Peter Mueller and his wife, Renate, are avid collectors of Schwalm pottery, furniture, and antique stoves. They bought an old framework house and barn in the village of Obergrenzebach.Plainly, Mr. Mueller keeps one foot in the past. But he also thinks of the future regarding his children and their adapting to small-town rural life. "I retired from the Air Force so that I could spend more time at home and live in a small community. Before we were always moving from one city to another. Now when I leave the village, I really miss it. I've learned to appreciate living in Schwalmstadt more and more. It has an easy, down-to-earth life style," he said. "The people who I know here keep me here. They may be reserved and not as outgoing as Rhinelanders or Bavarians in the south, but once they've befriended you, you have a friend forever. The Schwalmer are dependable, reliable, helpful, and gracious people."

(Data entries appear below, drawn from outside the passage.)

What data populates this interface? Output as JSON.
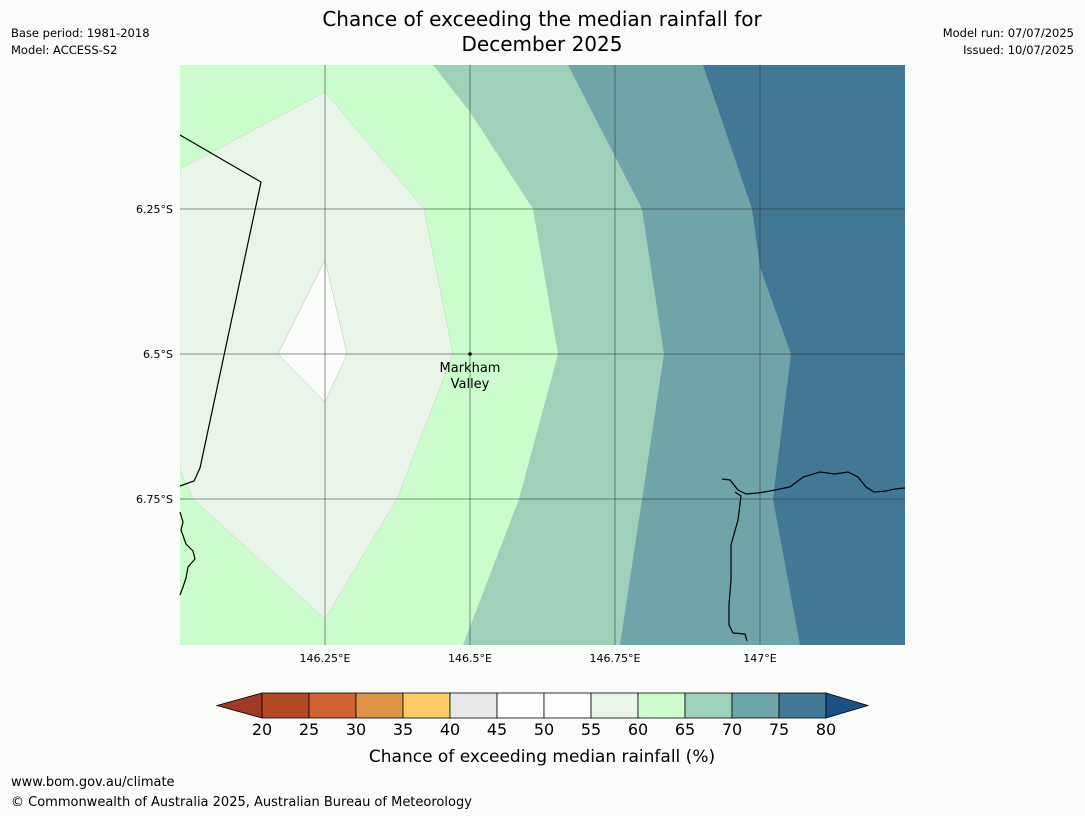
{
  "title_line1": "Chance of exceeding the median rainfall for",
  "title_line2": "December 2025",
  "meta": {
    "base_period": "Base period: 1981-2018",
    "model": "Model: ACCESS-S2",
    "model_run": "Model run: 07/07/2025",
    "issued": "Issued: 10/07/2025"
  },
  "map": {
    "lon_ticks": [
      {
        "value": 146.25,
        "label": "146.25°E"
      },
      {
        "value": 146.5,
        "label": "146.5°E"
      },
      {
        "value": 146.75,
        "label": "146.75°E"
      },
      {
        "value": 147.0,
        "label": "147°E"
      }
    ],
    "lat_ticks": [
      {
        "value": -6.25,
        "label": "6.25°S"
      },
      {
        "value": -6.5,
        "label": "6.5°S"
      },
      {
        "value": -6.75,
        "label": "6.75°S"
      }
    ],
    "place": {
      "name_line1": "Markham",
      "name_line2": "Valley",
      "lon": 146.5,
      "lat": -6.5
    }
  },
  "colorbar": {
    "label": "Chance of exceeding median rainfall (%)",
    "ticks": [
      "20",
      "25",
      "30",
      "35",
      "40",
      "45",
      "50",
      "55",
      "60",
      "65",
      "70",
      "75",
      "80"
    ],
    "colors": {
      "under": "#9e3a26",
      "b20_25": "#b44a24",
      "b25_30": "#cf6432",
      "b30_35": "#e29446",
      "b35_40": "#fecb66",
      "b40_45": "#eae8e6",
      "b45_50": "#fdfefc",
      "b50_55": "#fdfefc",
      "b55_60": "#eaf5ea",
      "b60_65": "#cbfccb",
      "b65_70": "#9fd1ba",
      "b70_75": "#6fa4a8",
      "b75_80": "#417896",
      "over": "#1b5089"
    }
  },
  "footer": {
    "url": "www.bom.gov.au/climate",
    "copyright": "© Commonwealth of Australia 2025, Australian Bureau of Meteorology"
  }
}
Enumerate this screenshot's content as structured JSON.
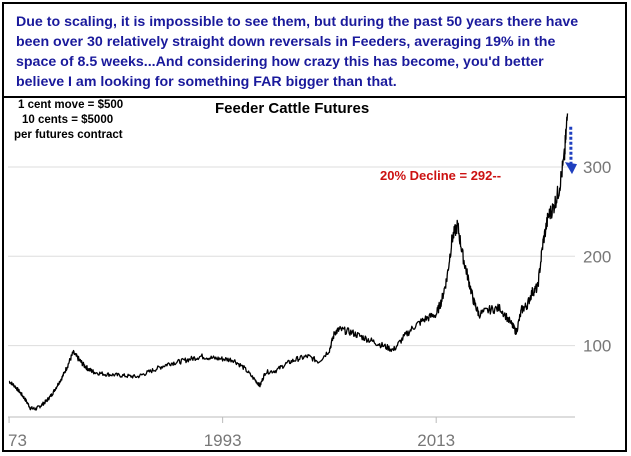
{
  "header": {
    "lines": [
      "Due to scaling, it is impossible to see them, but during the past 50 years there have",
      "been over 30 relatively straight down reversals in Feeders, averaging 19% in the",
      "space of 8.5 weeks...And considering how crazy this has become, you'd better",
      "believe I am looking for something FAR bigger than that."
    ]
  },
  "contract_note": {
    "line1": "1 cent move = $500",
    "line2": "10 cents = $5000",
    "line3": "per futures contract"
  },
  "colors": {
    "header_text": "#1a1a9c",
    "price_line": "#000000",
    "annotation": "#cc1111",
    "arrow": "#1f3fbf",
    "grid": "#dddddd",
    "tick_text": "#777777"
  },
  "chart_data": {
    "type": "line",
    "title": "Feeder Cattle Futures",
    "xlabel": "",
    "ylabel": "",
    "x_tick_labels": [
      "73",
      "1993",
      "2013"
    ],
    "y_tick_labels": [
      "100",
      "200",
      "300"
    ],
    "xlim": [
      1972.9,
      2026
    ],
    "ylim": [
      20,
      375
    ],
    "grid": "horizontal",
    "annotation": {
      "text": "20% Decline = 292--",
      "target_value": 292,
      "arrow": "downward arrow from the 2025 peak toward the 292 level"
    },
    "series": [
      {
        "x": [
          1973.0,
          1973.5,
          1974.0,
          1974.5,
          1975.0,
          1975.5,
          1976.0,
          1976.5,
          1977.0,
          1977.5,
          1978.0,
          1978.5,
          1979.0,
          1979.5,
          1980.0,
          1980.5,
          1981.0,
          1982.0,
          1983.0,
          1984.0,
          1985.0,
          1986.0,
          1987.0,
          1988.0,
          1989.0,
          1990.0,
          1991.0,
          1992.0,
          1993.0,
          1994.0,
          1995.0,
          1996.0,
          1996.5,
          1997.0,
          1998.0,
          1999.0,
          2000.0,
          2001.0,
          2002.0,
          2003.0,
          2003.5,
          2004.0,
          2005.0,
          2006.0,
          2007.0,
          2008.0,
          2009.0,
          2010.0,
          2011.0,
          2012.0,
          2013.0,
          2013.5,
          2014.0,
          2014.5,
          2015.0,
          2015.5,
          2016.0,
          2016.5,
          2017.0,
          2018.0,
          2019.0,
          2020.0,
          2020.5,
          2021.0,
          2021.5,
          2022.0,
          2022.5,
          2023.0,
          2023.5,
          2024.0,
          2024.5,
          2025.0,
          2025.3
        ],
        "y": [
          60,
          55,
          48,
          40,
          30,
          29,
          33,
          38,
          45,
          55,
          65,
          78,
          92,
          85,
          78,
          73,
          70,
          68,
          67,
          66,
          65,
          70,
          75,
          80,
          82,
          85,
          88,
          86,
          85,
          84,
          75,
          62,
          55,
          70,
          72,
          80,
          85,
          88,
          82,
          95,
          115,
          118,
          115,
          110,
          105,
          100,
          95,
          110,
          122,
          130,
          135,
          150,
          175,
          220,
          235,
          200,
          175,
          150,
          135,
          140,
          142,
          125,
          115,
          140,
          145,
          160,
          165,
          215,
          245,
          255,
          275,
          310,
          360
        ]
      }
    ]
  }
}
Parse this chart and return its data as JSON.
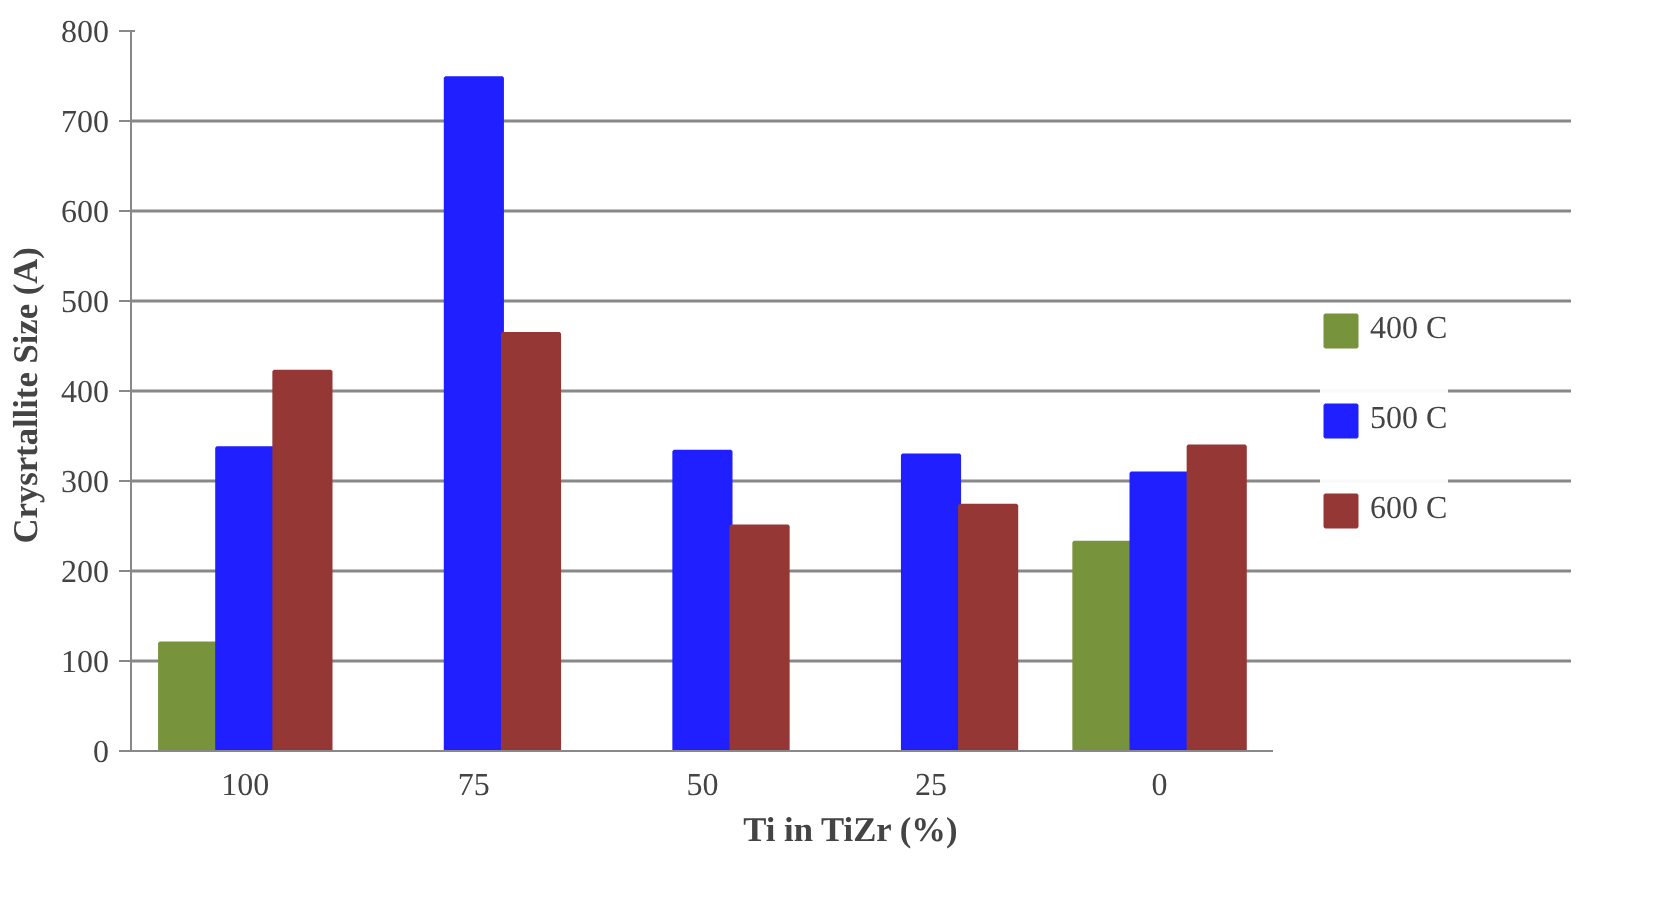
{
  "chart_data": {
    "type": "bar",
    "xlabel": "Ti in TiZr (%)",
    "ylabel": "Crysrtallite Size  (A)",
    "categories": [
      "100",
      "75",
      "50",
      "25",
      "0"
    ],
    "series": [
      {
        "name": "400 C",
        "color": "#77933c",
        "values": [
          120,
          null,
          null,
          null,
          232
        ]
      },
      {
        "name": "500 C",
        "color": "#1f1fff",
        "values": [
          337,
          748,
          333,
          329,
          309
        ]
      },
      {
        "name": "600 C",
        "color": "#953735",
        "values": [
          422,
          464,
          250,
          273,
          339
        ]
      }
    ],
    "ylim": [
      0,
      800
    ],
    "yticks": [
      0,
      100,
      200,
      300,
      400,
      500,
      600,
      700,
      800
    ],
    "grid": "y",
    "legend": "right"
  }
}
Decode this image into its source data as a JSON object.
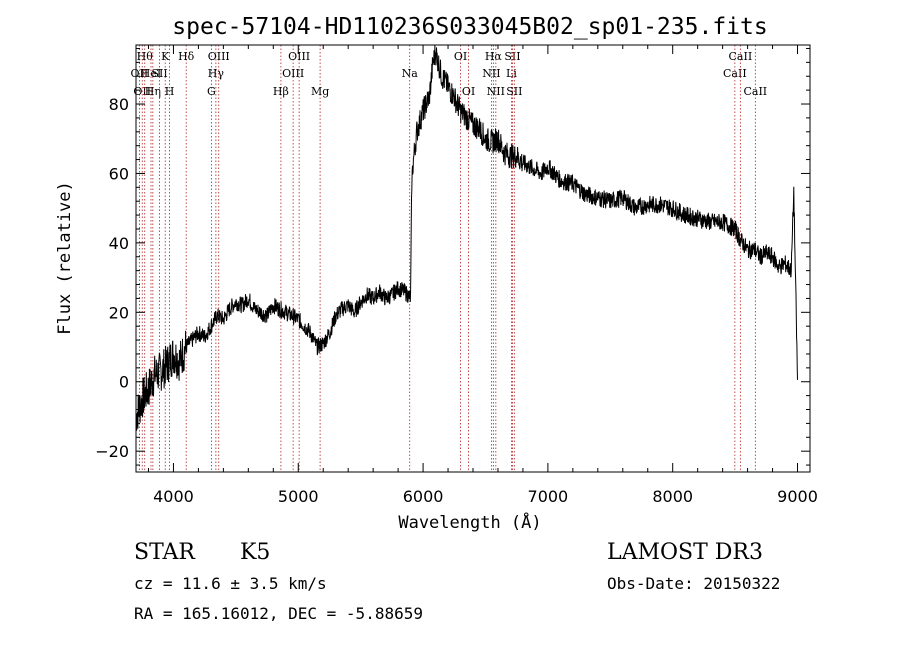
{
  "chart_data": {
    "type": "line",
    "title": "spec-57104-HD110236S033045B02_sp01-235.fits",
    "xlabel": "Wavelength (Å)",
    "ylabel": "Flux (relative)",
    "xlim": [
      3700,
      9100
    ],
    "ylim": [
      -26,
      97
    ],
    "xticks": [
      4000,
      5000,
      6000,
      7000,
      8000,
      9000
    ],
    "yticks": [
      -20,
      0,
      20,
      40,
      60,
      80
    ],
    "grid": false,
    "series": [
      {
        "name": "flux",
        "x": [
          3700,
          3750,
          3800,
          3850,
          3900,
          3950,
          4000,
          4050,
          4100,
          4150,
          4200,
          4250,
          4300,
          4350,
          4400,
          4450,
          4500,
          4550,
          4600,
          4650,
          4700,
          4750,
          4800,
          4850,
          4900,
          4950,
          5000,
          5050,
          5100,
          5150,
          5200,
          5250,
          5300,
          5350,
          5400,
          5450,
          5500,
          5550,
          5600,
          5650,
          5700,
          5750,
          5800,
          5850,
          5880,
          5900,
          5910,
          5920,
          5950,
          6000,
          6050,
          6080,
          6100,
          6150,
          6200,
          6250,
          6300,
          6350,
          6400,
          6450,
          6500,
          6550,
          6600,
          6650,
          6700,
          6750,
          6800,
          6850,
          6900,
          6950,
          7000,
          7100,
          7200,
          7300,
          7400,
          7500,
          7600,
          7700,
          7800,
          7900,
          8000,
          8100,
          8200,
          8300,
          8400,
          8450,
          8500,
          8540,
          8600,
          8660,
          8700,
          8750,
          8800,
          8850,
          8900,
          8950,
          8970,
          9000
        ],
        "y": [
          -10,
          -5,
          -2,
          2,
          3,
          5,
          8,
          6,
          10,
          12,
          14,
          13,
          16,
          19,
          18,
          21,
          23,
          22,
          24,
          21,
          20,
          19,
          22,
          21,
          20,
          19,
          18,
          16,
          14,
          10,
          11,
          14,
          19,
          21,
          22,
          20,
          23,
          25,
          24,
          26,
          24,
          25,
          27,
          26,
          25,
          24,
          58,
          63,
          72,
          78,
          82,
          92,
          95,
          88,
          85,
          82,
          78,
          76,
          74,
          73,
          70,
          69,
          70,
          66,
          65,
          65,
          63,
          62,
          61,
          60,
          62,
          58,
          57,
          54,
          53,
          52,
          53,
          50,
          51,
          51,
          50,
          48,
          47,
          46,
          46,
          45,
          44,
          41,
          38,
          38,
          36,
          37,
          36,
          33,
          34,
          32,
          55,
          0
        ],
        "color": "#000000"
      }
    ],
    "lines": [
      {
        "lambda": 3727,
        "label": "OII",
        "row": 1
      },
      {
        "lambda": 3750,
        "label": "OII",
        "row": 2
      },
      {
        "lambda": 3770,
        "label": "Hθ",
        "row": 0
      },
      {
        "lambda": 3820,
        "label": "HeI",
        "row": 1
      },
      {
        "lambda": 3835,
        "label": "Hη",
        "row": 2
      },
      {
        "lambda": 3889,
        "label": "SII",
        "row": 1
      },
      {
        "lambda": 3934,
        "label": "K",
        "row": 0
      },
      {
        "lambda": 3969,
        "label": "H",
        "row": 2
      },
      {
        "lambda": 4102,
        "label": "Hδ",
        "row": 0
      },
      {
        "lambda": 4304,
        "label": "G",
        "row": 2
      },
      {
        "lambda": 4340,
        "label": "Hγ",
        "row": 1
      },
      {
        "lambda": 4363,
        "label": "OIII",
        "row": 0
      },
      {
        "lambda": 4861,
        "label": "Hβ",
        "row": 2
      },
      {
        "lambda": 4959,
        "label": "OIII",
        "row": 1
      },
      {
        "lambda": 5007,
        "label": "OIII",
        "row": 0
      },
      {
        "lambda": 5175,
        "label": "Mg",
        "row": 2
      },
      {
        "lambda": 5893,
        "label": "Na",
        "row": 1
      },
      {
        "lambda": 6300,
        "label": "OI",
        "row": 0
      },
      {
        "lambda": 6364,
        "label": "OI",
        "row": 2
      },
      {
        "lambda": 6548,
        "label": "NII",
        "row": 1
      },
      {
        "lambda": 6563,
        "label": "Hα",
        "row": 0
      },
      {
        "lambda": 6583,
        "label": "NII",
        "row": 2
      },
      {
        "lambda": 6708,
        "label": "Li",
        "row": 1
      },
      {
        "lambda": 6716,
        "label": "SII",
        "row": 0
      },
      {
        "lambda": 6731,
        "label": "SII",
        "row": 2
      },
      {
        "lambda": 8498,
        "label": "CaII",
        "row": 1
      },
      {
        "lambda": 8542,
        "label": "CaII",
        "row": 0
      },
      {
        "lambda": 8662,
        "label": "CaII",
        "row": 2
      }
    ]
  },
  "info": {
    "object_class": "STAR",
    "subclass": "K5",
    "survey": "LAMOST DR3",
    "redshift": "cz = 11.6 ± 3.5 km/s",
    "obs_date": "Obs-Date: 20150322",
    "coords": "RA = 165.16012, DEC =  -5.88659"
  }
}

The best way to visit the Schwalm Valley is to drive through the countryside, which is similar to eastern Pennsylvania. There are gasthauserm everywhere and these are less expensive than hotels. To the southeast of Ziegenhain lies Marburg, a Gothic and Renaissance city, famous for its university which the Brothers Grimm attended. To the northeast is Spangenburg, whose 13th-century castle is now a hotel.